Course of schizophrenia

Schizophrenia is a severe disorder that can have a huge impact on a person’s life. Most people who develop schizophrenia will spend time in hospital at least once during their lives. Often, it will be necessary to leave school or work for a considerable period of time – months or even years.

Despite the severity of the disorder, many people will only experience a single schizophrenic episode. After treatment and rehabilitation, many of these people will be able to regain many of their former pleasures and participate in important aspects of their lives.

Unfortunately, many others develop a chronic disorder with recurrent psychotic episodes separated by periods marked by troublesome symptoms. Even so, those with a chronic disorder will, with treatment, rehabilitation and support, be able to lead fulfilling and active lives.

Treatment

Despite intensive ongoing research, a cure for schizophrenia has yet to be found. Even so, it is now possible to effectively treat the psychotic symptoms and thus help patients lead more normal lives. Antipsychotic medicines are thought to work by normalising the communication between certain brain cells and thus help reduce hallucinations and delusions.

Like many other medications, antipsychotics can have bothersome side effects. The specific side effects vary from drug to drug. Therefore, always discuss the specific treatment with a psychiatrist to determine the most suitable medication.

Some drugs increase the risk for weight gain. Others can cause muscle stiffness. Many antipsychotic medications have a sedative effect and can thereby decrease energy levels. This tends to reduce the ability work, travel, and pursue social activities. Happily, current treatments demonstrate very few side effects – if any.

In addition to drug treatment, access to psycho-social treatments, occupational therapy, and physiotherapy is vital. Family support treatment and education are also valuable.

Due to the increased risk for physical illness, the physical health of the patient should also be checked regularly.

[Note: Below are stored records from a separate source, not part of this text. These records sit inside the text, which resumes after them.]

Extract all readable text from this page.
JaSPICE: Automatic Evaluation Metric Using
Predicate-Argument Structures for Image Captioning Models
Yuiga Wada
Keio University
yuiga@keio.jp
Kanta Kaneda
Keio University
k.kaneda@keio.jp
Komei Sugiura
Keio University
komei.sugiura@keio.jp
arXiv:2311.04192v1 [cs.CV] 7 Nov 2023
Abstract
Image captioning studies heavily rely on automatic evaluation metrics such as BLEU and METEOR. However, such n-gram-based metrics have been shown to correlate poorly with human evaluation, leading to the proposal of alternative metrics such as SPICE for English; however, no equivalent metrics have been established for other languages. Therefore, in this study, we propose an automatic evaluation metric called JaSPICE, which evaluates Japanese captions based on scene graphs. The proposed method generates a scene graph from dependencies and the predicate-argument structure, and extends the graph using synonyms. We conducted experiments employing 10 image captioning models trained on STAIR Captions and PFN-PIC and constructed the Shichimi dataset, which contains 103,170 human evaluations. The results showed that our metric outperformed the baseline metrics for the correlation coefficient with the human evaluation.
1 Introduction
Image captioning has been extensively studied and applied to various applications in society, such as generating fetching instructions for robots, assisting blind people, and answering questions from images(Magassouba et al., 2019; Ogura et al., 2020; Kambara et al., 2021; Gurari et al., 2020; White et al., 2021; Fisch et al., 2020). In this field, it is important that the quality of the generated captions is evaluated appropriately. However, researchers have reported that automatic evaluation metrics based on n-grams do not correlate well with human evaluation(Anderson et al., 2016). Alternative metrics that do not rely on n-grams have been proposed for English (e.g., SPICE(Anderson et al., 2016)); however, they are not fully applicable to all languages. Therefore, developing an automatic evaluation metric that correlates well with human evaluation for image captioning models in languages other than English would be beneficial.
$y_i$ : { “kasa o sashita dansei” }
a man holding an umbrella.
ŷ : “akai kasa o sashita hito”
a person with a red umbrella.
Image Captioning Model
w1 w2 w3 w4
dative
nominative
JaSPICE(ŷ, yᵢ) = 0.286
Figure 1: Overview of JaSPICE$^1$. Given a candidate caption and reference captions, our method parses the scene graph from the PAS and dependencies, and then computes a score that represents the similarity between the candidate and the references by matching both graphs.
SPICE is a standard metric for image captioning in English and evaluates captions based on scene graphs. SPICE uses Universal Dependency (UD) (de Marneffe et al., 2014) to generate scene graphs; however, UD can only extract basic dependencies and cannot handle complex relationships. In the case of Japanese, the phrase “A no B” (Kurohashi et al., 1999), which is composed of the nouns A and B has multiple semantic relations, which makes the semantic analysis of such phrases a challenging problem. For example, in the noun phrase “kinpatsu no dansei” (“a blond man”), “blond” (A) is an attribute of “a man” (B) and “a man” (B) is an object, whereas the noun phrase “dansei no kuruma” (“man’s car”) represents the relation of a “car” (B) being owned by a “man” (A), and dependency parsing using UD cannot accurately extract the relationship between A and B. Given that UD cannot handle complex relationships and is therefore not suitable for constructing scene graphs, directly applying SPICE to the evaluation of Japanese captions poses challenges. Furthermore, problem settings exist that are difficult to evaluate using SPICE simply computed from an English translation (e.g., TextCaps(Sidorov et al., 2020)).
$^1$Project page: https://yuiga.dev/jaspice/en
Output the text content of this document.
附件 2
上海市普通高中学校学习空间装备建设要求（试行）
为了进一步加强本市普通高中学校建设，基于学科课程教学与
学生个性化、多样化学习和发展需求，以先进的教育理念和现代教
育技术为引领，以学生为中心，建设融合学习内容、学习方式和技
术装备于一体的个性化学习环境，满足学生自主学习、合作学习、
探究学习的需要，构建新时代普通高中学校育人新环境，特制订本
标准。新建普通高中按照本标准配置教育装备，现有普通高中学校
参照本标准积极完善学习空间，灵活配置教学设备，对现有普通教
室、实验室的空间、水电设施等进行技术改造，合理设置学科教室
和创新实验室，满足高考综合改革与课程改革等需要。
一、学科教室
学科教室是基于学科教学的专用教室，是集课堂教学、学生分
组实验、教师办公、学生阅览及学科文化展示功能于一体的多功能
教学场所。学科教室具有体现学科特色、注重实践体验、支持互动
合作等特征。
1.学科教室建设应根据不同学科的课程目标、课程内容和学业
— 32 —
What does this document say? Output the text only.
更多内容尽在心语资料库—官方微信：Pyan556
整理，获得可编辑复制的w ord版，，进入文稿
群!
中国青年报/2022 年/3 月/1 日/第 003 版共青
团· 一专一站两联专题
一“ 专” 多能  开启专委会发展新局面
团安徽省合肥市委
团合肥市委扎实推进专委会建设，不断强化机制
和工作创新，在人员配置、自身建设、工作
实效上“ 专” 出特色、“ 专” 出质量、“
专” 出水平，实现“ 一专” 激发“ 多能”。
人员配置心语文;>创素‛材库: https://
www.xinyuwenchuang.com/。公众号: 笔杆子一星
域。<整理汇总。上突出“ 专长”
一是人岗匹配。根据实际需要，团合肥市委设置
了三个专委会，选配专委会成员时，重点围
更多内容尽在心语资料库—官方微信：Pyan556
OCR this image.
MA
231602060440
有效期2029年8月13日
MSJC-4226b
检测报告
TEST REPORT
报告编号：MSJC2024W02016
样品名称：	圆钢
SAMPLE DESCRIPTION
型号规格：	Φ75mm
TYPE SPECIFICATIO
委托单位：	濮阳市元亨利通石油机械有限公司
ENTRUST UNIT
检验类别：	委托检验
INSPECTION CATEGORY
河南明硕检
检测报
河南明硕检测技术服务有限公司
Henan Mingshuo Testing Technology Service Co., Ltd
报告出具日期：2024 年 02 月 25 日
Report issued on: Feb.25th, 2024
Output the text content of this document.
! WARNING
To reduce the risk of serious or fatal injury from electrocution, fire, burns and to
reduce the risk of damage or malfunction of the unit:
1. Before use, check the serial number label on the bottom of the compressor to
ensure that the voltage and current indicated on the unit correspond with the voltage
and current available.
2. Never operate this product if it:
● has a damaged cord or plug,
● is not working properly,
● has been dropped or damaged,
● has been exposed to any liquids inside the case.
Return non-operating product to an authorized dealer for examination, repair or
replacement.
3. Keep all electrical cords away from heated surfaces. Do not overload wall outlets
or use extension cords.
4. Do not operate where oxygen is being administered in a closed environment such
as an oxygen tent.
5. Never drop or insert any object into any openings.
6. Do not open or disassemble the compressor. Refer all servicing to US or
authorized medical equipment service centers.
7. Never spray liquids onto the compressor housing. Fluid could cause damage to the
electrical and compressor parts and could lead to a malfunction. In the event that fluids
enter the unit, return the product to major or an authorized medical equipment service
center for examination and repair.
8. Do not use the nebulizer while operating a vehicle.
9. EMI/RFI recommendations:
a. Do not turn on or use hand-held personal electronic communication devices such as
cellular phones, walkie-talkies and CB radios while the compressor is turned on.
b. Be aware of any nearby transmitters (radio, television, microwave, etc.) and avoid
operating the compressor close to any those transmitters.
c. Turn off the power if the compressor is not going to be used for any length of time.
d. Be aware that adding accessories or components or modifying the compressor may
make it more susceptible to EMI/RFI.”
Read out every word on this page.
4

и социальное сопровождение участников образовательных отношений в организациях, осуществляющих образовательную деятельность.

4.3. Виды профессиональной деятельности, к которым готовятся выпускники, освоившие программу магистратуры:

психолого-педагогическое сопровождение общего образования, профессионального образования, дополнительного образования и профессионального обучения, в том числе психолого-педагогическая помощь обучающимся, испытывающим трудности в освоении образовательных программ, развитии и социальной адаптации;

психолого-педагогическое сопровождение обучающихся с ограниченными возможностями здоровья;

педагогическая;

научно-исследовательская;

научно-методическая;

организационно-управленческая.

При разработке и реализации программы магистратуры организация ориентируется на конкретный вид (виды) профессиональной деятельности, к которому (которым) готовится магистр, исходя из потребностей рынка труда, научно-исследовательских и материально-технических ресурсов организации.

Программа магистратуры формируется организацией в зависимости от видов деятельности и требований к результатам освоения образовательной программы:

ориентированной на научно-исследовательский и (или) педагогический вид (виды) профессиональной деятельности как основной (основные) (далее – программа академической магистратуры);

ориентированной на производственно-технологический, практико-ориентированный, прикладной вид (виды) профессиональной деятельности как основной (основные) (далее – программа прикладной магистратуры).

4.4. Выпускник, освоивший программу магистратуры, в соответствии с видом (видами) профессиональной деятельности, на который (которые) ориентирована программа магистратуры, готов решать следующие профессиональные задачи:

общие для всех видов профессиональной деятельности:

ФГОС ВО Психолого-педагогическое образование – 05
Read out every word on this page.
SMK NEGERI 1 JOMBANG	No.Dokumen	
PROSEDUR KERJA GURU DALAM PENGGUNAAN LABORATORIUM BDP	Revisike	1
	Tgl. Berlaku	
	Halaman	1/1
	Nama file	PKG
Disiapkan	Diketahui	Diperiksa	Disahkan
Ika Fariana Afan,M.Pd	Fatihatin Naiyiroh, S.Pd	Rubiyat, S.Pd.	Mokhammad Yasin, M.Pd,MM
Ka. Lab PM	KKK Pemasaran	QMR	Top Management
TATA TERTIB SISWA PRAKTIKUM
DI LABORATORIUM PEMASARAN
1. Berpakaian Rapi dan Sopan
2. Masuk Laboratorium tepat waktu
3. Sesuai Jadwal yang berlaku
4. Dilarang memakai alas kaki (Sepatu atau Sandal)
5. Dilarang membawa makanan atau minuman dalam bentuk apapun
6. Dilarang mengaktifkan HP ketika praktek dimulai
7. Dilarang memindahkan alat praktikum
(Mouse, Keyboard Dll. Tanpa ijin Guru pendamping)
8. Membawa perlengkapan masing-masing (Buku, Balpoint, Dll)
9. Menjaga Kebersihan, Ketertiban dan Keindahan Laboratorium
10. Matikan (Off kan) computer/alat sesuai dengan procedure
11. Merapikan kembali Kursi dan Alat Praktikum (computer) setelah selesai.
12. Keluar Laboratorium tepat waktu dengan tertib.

For patients and relatives

The symptoms described in the preceding section can cause patients with schizophrenia to periodically have a perception of reality that is very different from the reality experienced by those around them. Living in a world constantly distorted by delusions, unfocused thoughts, and hallucinations, will cause confusion, fear, and anxiety. This situation can also cause altered behaviour. A person with schizophrenia may seem distant, detached, or preoccupied.

The person with schizophrenia will often be sensitive to stressful situations. Such situations may increase symptoms. It is important for both the person with schizophrenia as well as relatives to familiarise themselves with the “risk symptoms” or “warning signs” of a pending relapse into a new episode. These warning signs are often very specific to the individual. Thus, it is useful to discuss these with the physician in charge. As a relative or carer, you can be of great help in supporting a relative with schizophrenia by participating in these discussions.

Remember, stopping medication seriously increases the risk of developing symptoms or triggering a new episode. Stopping any treatment should never be done without consulting the psychiatrist. Most people with schizophrenia will be urged to continue treatment for many years or even for the rest of their lives.

Despite the fact that schizophrenia affects as many as 1% of the population, it is not well understood. For example, there is a general misconception that patients with schizophrenia are dangerous, which is not true. In reality, aggressive behaviour is very unusual.